Aufstand der Krachmacher

Berufungsverfahren abgelehnt – Streit um neues Angebot für Ersatzräume

  • Marie Frank
  • Lesedauer: 3 Min.
Das alternative Jugendzentrum »Potse« in Berlin-Schöneberg erwartet eine baldige Räumung: »Das Berufungsverfahren des Potze e.V. ist vom Kammergericht Berlin abgelehnt worden. Damit ist das selbstverwaltete Jugendzentrum akuter denn je räumungsbedroht«, teilten die Jugendlichen am Sonntag mit. Das Bezirksamt Tempelhof-Schöneberg hatte zuvor auf Herausgabe der Räume der »Potse« geklagt (»nd« berichtete).

Das Kollektiv des ältesten selbstverwalteten Jugendzentrums Berlins erwarte in den nächsten Wochen einen Brief des Gerichtsvollziehers mit dem Räumungsdatum, hieß es. Die seit zwei Jahren von Jugendlichen besetzte »Potse« wäre nach der Neuköllner Kiezkneipe »Syndikat« und dem queerfeministischen Hausprojekt »Liebig 34« in Friedrichshain das dritte linke Projekt innerhalb weniger Monate, das unter Rot-Rot-Grün geräumt würde.
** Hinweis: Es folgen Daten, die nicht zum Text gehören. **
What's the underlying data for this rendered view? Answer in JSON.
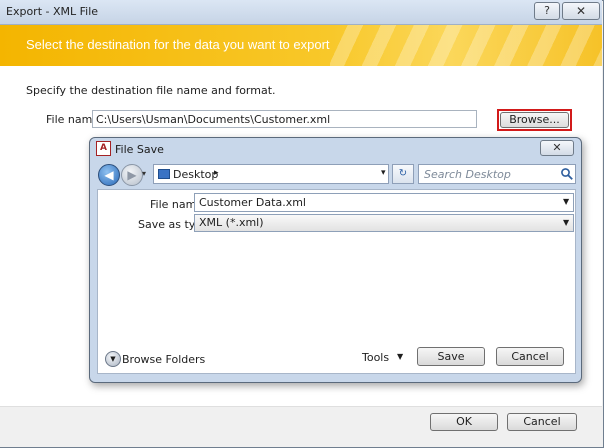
{
  "outer_window": {
    "title": "Export - XML File",
    "help_glyph": "?",
    "close_glyph": "✕",
    "banner_text": "Select the destination for the data you want to export",
    "specify_text": "Specify the destination file name and format.",
    "file_name_label": "File name:",
    "file_name_value": "C:\\Users\\Usman\\Documents\\Customer.xml",
    "browse_label": "Browse...",
    "ok_label": "OK",
    "cancel_label": "Cancel",
    "banner_color": "#f4b500",
    "highlight_color": "#d21a1a"
  },
  "file_save_dialog": {
    "title": "File Save",
    "app_icon_letter": "A",
    "close_glyph": "✕",
    "address": {
      "location": "Desktop",
      "chevron": "▸",
      "dropdown_glyph": "▾"
    },
    "refresh_glyph": "↻",
    "search_placeholder": "Search Desktop",
    "file_name_label": "File name:",
    "file_name_value": "Customer Data.xml",
    "save_as_type_label": "Save as type:",
    "save_as_type_value": "XML (*.xml)",
    "browse_folders_label": "Browse Folders",
    "tools_label": "Tools",
    "save_label": "Save",
    "cancel_label": "Cancel",
    "icons": [
      "back-arrow-icon",
      "forward-arrow-icon",
      "folder-icon",
      "refresh-icon",
      "search-icon",
      "expand-icon"
    ]
  }
}
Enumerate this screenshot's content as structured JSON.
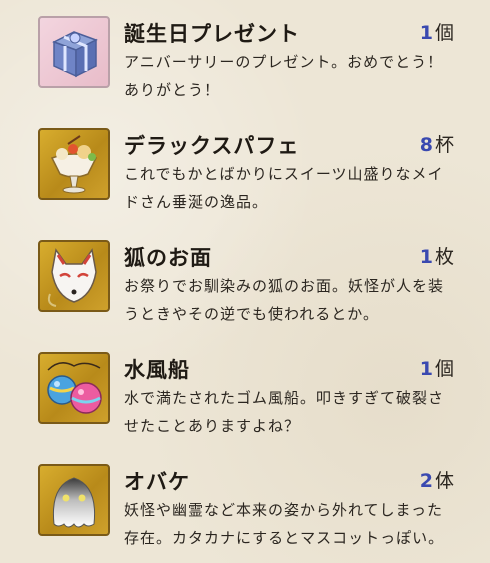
{
  "items": [
    {
      "name": "誕生日プレゼント",
      "count": "1",
      "unit": "個",
      "desc": "アニバーサリーのプレゼント。おめでとう！ありがとう！",
      "icon": "gift-box-icon"
    },
    {
      "name": "デラックスパフェ",
      "count": "8",
      "unit": "杯",
      "desc": "これでもかとばかりにスイーツ山盛りなメイドさん垂涎の逸品。",
      "icon": "parfait-icon"
    },
    {
      "name": "狐のお面",
      "count": "1",
      "unit": "枚",
      "desc": "お祭りでお馴染みの狐のお面。妖怪が人を装うときやその逆でも使われるとか。",
      "icon": "fox-mask-icon"
    },
    {
      "name": "水風船",
      "count": "1",
      "unit": "個",
      "desc": "水で満たされたゴム風船。叩きすぎて破裂させたことありますよね？",
      "icon": "water-balloon-icon"
    },
    {
      "name": "オバケ",
      "count": "2",
      "unit": "体",
      "desc": "妖怪や幽霊など本来の姿から外れてしまった存在。カタカナにするとマスコットっぽい。",
      "icon": "ghost-icon"
    }
  ]
}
Die Jugendlichen machen den Verantwortlichen von SPD, Linke und Grüne schwere Vorwürfe: »Über fünf Jahre ist schon bekannt, dass die Jugendzentren Drugstore und Potse aufgrund von Immobilienspekulation ihre Räume nach fast 50 Jahren Nutzung verlieren sollen«, heißt es in der Mitteilung.
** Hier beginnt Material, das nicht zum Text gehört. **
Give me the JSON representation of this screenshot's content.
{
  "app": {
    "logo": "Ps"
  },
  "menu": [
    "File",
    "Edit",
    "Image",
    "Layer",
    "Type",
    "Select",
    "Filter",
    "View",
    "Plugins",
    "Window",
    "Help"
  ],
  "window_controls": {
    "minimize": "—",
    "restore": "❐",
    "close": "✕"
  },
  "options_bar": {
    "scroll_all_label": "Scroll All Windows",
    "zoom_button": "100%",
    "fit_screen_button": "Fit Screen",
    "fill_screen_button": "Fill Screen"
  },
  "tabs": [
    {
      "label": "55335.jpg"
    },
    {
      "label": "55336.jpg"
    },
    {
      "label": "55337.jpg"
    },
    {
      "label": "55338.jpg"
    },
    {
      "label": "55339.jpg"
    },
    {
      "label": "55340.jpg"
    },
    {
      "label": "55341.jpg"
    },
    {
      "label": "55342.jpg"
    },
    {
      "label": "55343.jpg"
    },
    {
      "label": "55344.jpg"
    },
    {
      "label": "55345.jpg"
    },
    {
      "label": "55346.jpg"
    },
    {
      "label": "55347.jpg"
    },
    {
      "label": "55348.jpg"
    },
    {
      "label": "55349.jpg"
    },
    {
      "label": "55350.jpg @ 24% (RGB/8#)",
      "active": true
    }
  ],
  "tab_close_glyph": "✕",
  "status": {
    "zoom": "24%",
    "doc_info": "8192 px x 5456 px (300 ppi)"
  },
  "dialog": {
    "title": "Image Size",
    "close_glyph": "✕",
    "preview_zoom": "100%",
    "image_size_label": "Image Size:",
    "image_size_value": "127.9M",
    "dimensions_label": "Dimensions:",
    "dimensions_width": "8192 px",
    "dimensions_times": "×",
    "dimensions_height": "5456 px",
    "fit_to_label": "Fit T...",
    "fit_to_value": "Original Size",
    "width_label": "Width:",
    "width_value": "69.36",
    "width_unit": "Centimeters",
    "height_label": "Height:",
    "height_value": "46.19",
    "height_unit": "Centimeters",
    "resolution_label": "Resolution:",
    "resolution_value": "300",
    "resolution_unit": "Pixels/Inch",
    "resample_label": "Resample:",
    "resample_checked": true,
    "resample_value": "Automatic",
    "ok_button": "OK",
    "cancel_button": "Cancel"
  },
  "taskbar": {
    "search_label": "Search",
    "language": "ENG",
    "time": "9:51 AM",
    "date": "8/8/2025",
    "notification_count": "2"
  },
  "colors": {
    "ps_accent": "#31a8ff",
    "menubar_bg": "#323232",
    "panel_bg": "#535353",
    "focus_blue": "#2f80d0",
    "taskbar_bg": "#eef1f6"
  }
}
Dennoch sei von Seiten des Landes Berlins kaum etwas unternommen worden, um die soziale Infrastruktur zu erhalten. »Teile der Landesregierung wie zum Beispiel der Finanzsenator Matthias Kollatz haben Lösungen bewusst und mutwillig sabotiert«, so das Kollektiv. Der SPD-Politiker hatte Ende Mai im Koalitionsausschuss einer Nutzung der als Alternativstandort gehandelten Finanzschule in der Potsdamer Straße eine Absage erteilt. Die Räume würden stattdessen für die Steuerprüfungsbehörde umgebaut, so Kollatz.
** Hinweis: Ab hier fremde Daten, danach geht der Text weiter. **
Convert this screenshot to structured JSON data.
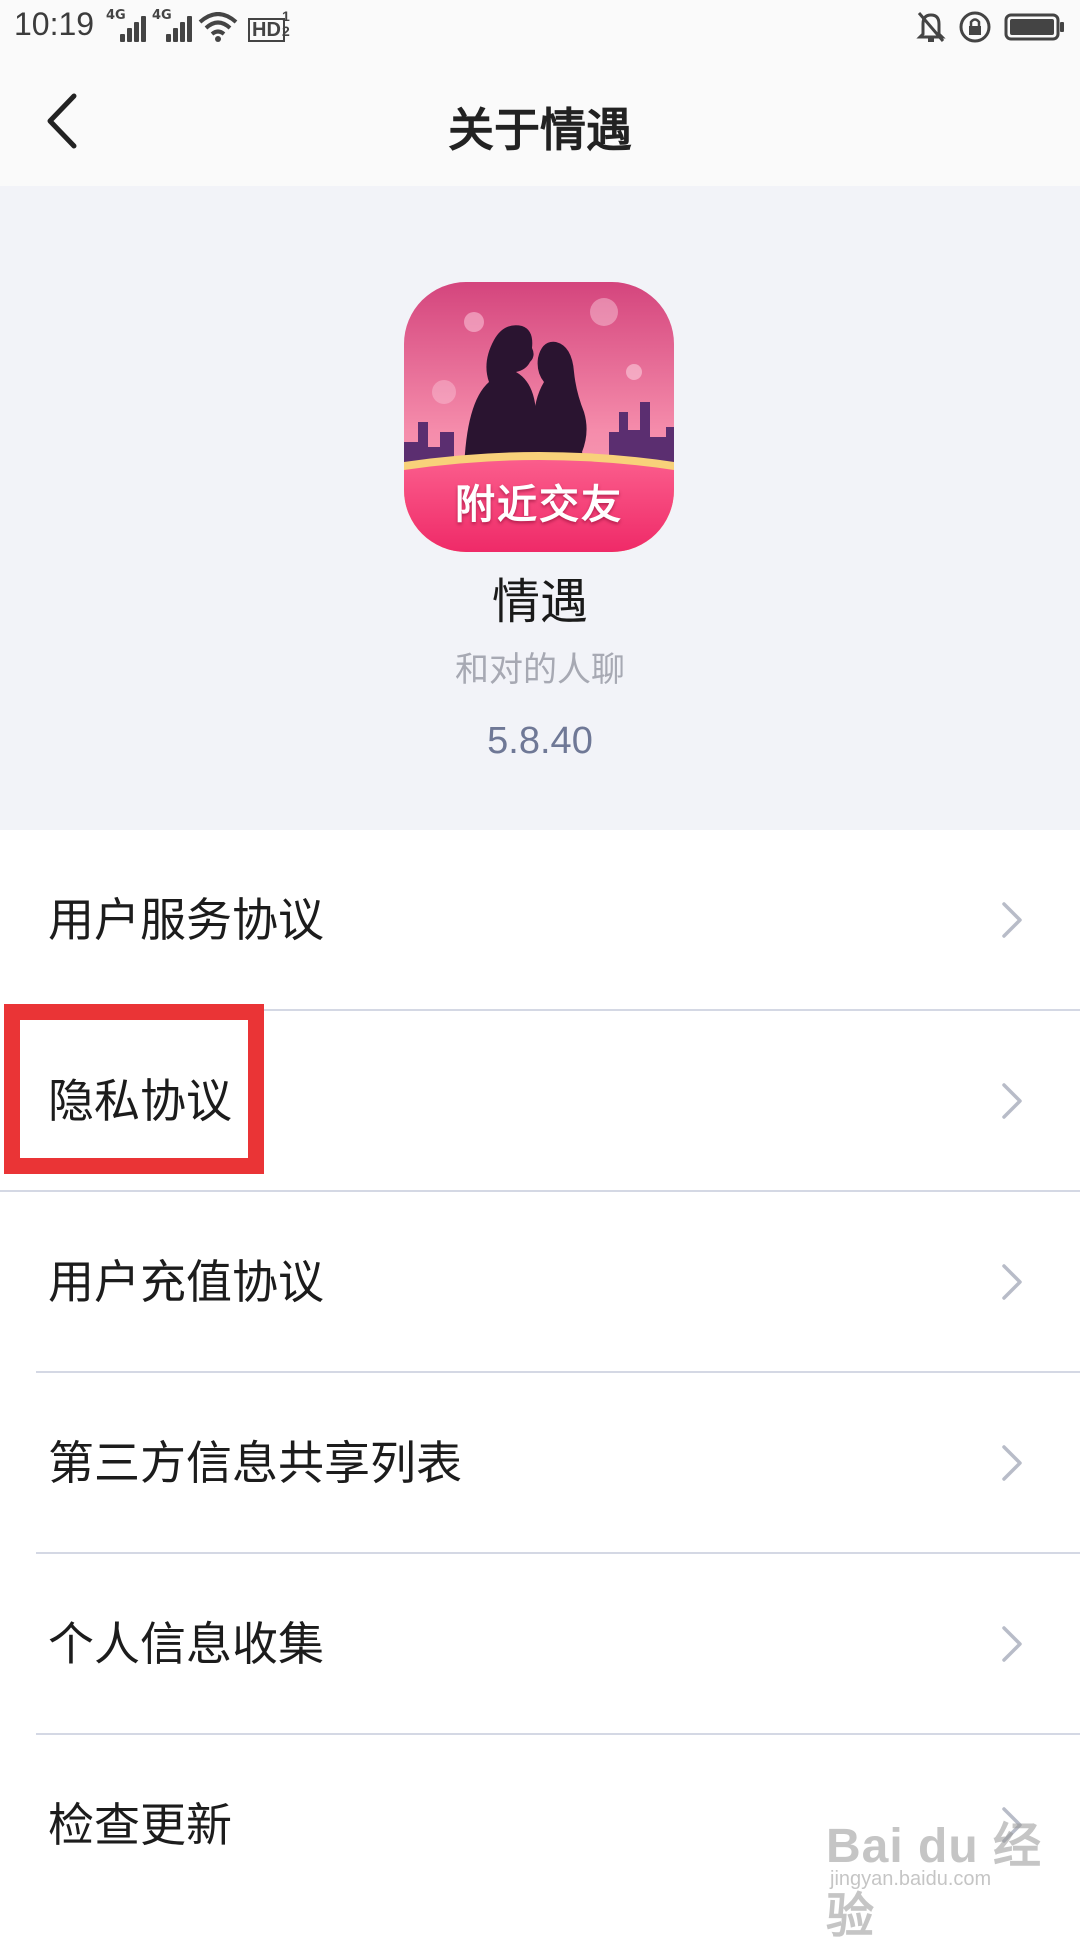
{
  "status_bar": {
    "time": "10:19",
    "network_1": "4G",
    "network_2": "4G",
    "hd_label": "HD",
    "hd_sim_1": "1",
    "hd_sim_2": "2"
  },
  "header": {
    "back_icon": "chevron-left-icon",
    "title": "关于情遇"
  },
  "app_info": {
    "logo_caption": "附近交友",
    "name": "情遇",
    "slogan": "和对的人聊",
    "version": "5.8.40"
  },
  "menu": {
    "items": [
      {
        "label": "用户服务协议",
        "icon": "chevron-right-icon"
      },
      {
        "label": "隐私协议",
        "icon": "chevron-right-icon",
        "highlighted": true
      },
      {
        "label": "用户充值协议",
        "icon": "chevron-right-icon"
      },
      {
        "label": "第三方信息共享列表",
        "icon": "chevron-right-icon"
      },
      {
        "label": "个人信息收集",
        "icon": "chevron-right-icon"
      },
      {
        "label": "检查更新",
        "icon": "chevron-right-icon"
      }
    ]
  },
  "watermark": {
    "main": "Bai du 经验",
    "sub": "jingyan.baidu.com"
  },
  "colors": {
    "highlight": "#ea3436",
    "hero_background": "#f2f3f8",
    "version_text": "#6f7896",
    "slogan_text": "#a7a9b3",
    "divider": "#d4d8e4"
  }
}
Tempelhof-Schönebergs Jugendstadtrat Oliver Schworck (SPD) zeigt sich angesichts der Mitteilung des Kollektivs erstaunt, schließlich stünde man aktuell kurz vor einer Lösung. »Wir haben einen Raum gefunden, in dem die Jugendlichen 24 Stunden am Tag, sieben Tage die Woche Musik machen können«, sagt Schworck zu »nd«.

Zwar seien die Räumlichkeiten etwas kleiner und auch nicht im Bezirk, aber als Übergangslösung alternativlos. »Besser geht es nicht. Wir haben kein anderes Angebot.« Wo sich der Konzertraum genau befindet, will Schworck nicht verraten, er befinde sich jedoch »nicht weit außerhalb des S-Bahn-Rings«. Vor einer Woche hätten sich die Jugendlichen die Räume angeschaut, die sie voraussichtlich ab März nutzen könnten, bis das geplante »Haus der Jugend« gebaut sei. Nun warte er auf eine Entscheidung.

Ein wirkliche Wahl scheinen die Jugendlichen allerdings nicht zu haben: »Wenn sie die Räume nicht wollen und mich dadurch dazu zwingen, eine Räumung zu veranlassen, dann werde ich ihnen hinterher nicht noch einen Raum anbieten«, stellt Schworck ein Ultimatum. Das Potse-Kollektiv will sich indes nicht unter Druck setzen lassen. »Wir brauchen Räume, in denen wir auch unser komplettes Angebot wahrnehmen können«, sagt »Potse«-Sprecher Paul zu »nd«. Das sei aufgrund der Größe der Ersatzräume fraglich.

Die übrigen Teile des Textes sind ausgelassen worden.